The refurbishment is aimed specifically at restoring the traditional uniformity of these humble dwellings by reinstating the chimney stacks and pots, recovering the roofs in traditional slate, providing new guttering and fascias, rendering in a uniform colour and reinstating the porticos to the original design. The choice of vernacular materials is critical to successfully meeting the required effect and quality standard. The selection of blue-black SSQ Del Carmen roofing slates was approved by Swansea council as matching the high standard of the traditional Welsh material.
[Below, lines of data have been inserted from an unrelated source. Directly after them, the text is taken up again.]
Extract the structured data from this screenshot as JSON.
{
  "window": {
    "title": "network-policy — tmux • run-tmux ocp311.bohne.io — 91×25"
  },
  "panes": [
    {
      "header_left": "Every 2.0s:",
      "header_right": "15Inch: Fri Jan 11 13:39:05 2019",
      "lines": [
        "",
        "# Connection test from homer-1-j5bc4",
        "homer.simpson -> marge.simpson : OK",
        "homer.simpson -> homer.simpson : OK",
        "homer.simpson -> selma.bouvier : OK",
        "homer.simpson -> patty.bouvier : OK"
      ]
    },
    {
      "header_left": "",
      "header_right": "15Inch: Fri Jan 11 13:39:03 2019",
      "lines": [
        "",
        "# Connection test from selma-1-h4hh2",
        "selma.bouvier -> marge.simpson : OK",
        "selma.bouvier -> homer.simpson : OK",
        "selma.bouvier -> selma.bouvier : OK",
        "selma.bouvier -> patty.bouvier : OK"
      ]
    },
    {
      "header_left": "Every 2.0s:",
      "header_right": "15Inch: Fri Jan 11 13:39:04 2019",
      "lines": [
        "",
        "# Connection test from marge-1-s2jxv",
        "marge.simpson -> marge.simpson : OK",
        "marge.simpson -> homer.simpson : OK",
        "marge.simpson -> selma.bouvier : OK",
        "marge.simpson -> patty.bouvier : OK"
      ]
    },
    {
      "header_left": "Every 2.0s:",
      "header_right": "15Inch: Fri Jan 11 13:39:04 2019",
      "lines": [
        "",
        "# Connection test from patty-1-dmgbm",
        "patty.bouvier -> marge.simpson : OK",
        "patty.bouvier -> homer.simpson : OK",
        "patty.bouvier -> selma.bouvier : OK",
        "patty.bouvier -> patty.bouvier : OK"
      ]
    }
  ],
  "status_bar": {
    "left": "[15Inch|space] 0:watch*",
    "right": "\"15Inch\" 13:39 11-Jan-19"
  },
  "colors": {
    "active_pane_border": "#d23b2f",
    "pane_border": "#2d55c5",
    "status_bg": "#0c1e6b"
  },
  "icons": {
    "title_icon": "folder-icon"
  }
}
A spokesperson for the Hafod Area Renewal Office says: 'The choice of SSQ Del Carmen was made easier after confirmation that it was the only non-indigenous slate to be used in the Welsh National Parks, so we know its pedigree. We were also pleased with the level of technical, design and on-site support we received from SSQ.'
NATIONAL MARITIME MUSEUM, FALMOUTH The National Maritime Museum in Falmouth, Cornwall, a RIBA Award-winning design by Long & Kentish Architects, brings together the collections of the Cornwall Maritime Museum with the national small-boat collection from the National Maritime Museum in Greenwich, south London, under an SSQ Riverstone slate roof.
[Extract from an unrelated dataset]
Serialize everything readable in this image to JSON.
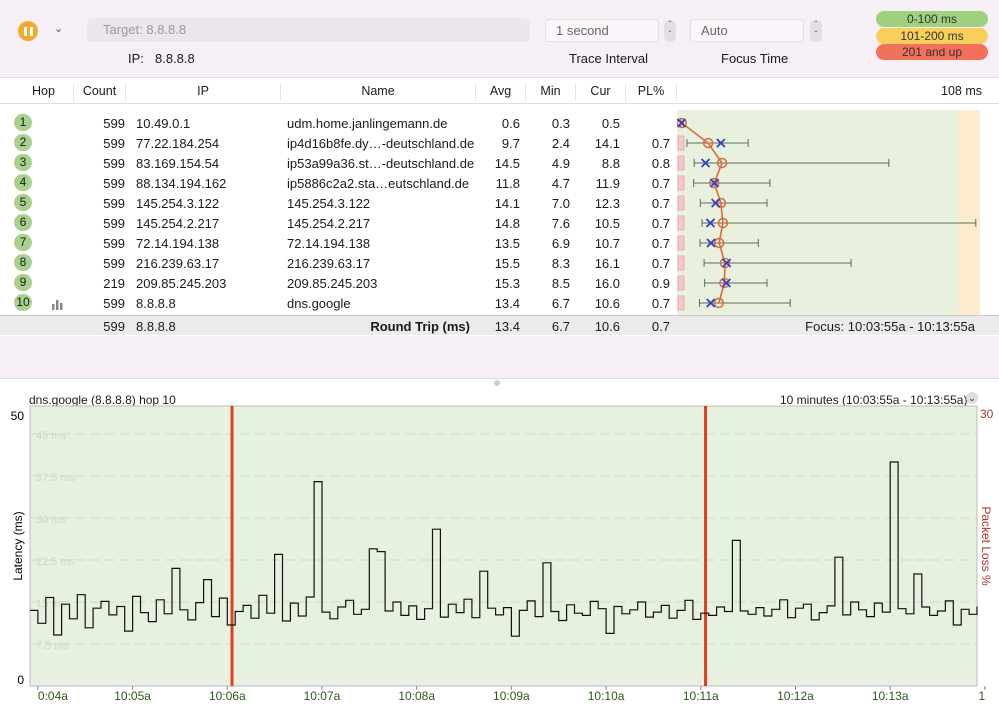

Commissioned by the South West of England Regional Development Agency, this landmark regeneration project was inspired, in part, by the surrounding industrial sheds traditionally used to house boat builders.
Construction of the museum itself posed a number of challenges, including building part of the museum over the dock wall into the harbour, constructing a gallery below sea level and developing a design that could use the natural environment to assist in controlling the internal conditions of the gallery to reduce energy usage.
The use of vernacular materials, such as the English green oak cladding and a roof tiled with SSQ Riverstone slates, fixed in diminishing courses creates a striking, contemporary, yet authentic look to Falmouth harbour's waterfront.
DURABILITY TAKES THE FLOOR With the increasing use of SSQ Riverstone slate as a flooring material, SSQ decided to launch into the flooring market. An indepth IBIS report (1009-001) into the properties and performance of the slate as a flooring material was commissioned.
The report classified SSQ Riverstone as a 'phyllite' - a metamorphic rock closely related to slate but of coarser crystal grain size. It concluded that the slate is suitable for flooring and other applications. In most instances SSQ Riverstone outperformed its closest UK equivalents: the Cumbria-sourced slates that include Burlington and Westmoreland. Its benefits were found to include:
? Its natural riven surface enhances an inherent low slip potential under most wet surface conditions.
? The slate offers good resistance to abrasion.
? It offers good all-round resistance to weathering extremes, if used as an external flooring material, as it is unaffected by temperature and does not fade in the sunlight, while its low porosity does not allow concentrations of ice, salts or other materials to lead to the breakdown of the stone.
In most applications, SSQ Riverstone's hard constituent materials, high density and low porosity give it a good floor and stair-tread surface that resists dirt infiltration. One of the main benefits of a slate floor is its inherent resistance to scratching.
With a natural surface that is riven, or smoothed to a patina, larger scratches will not show up, and will quickly be integrated into the overall appearance of the floor.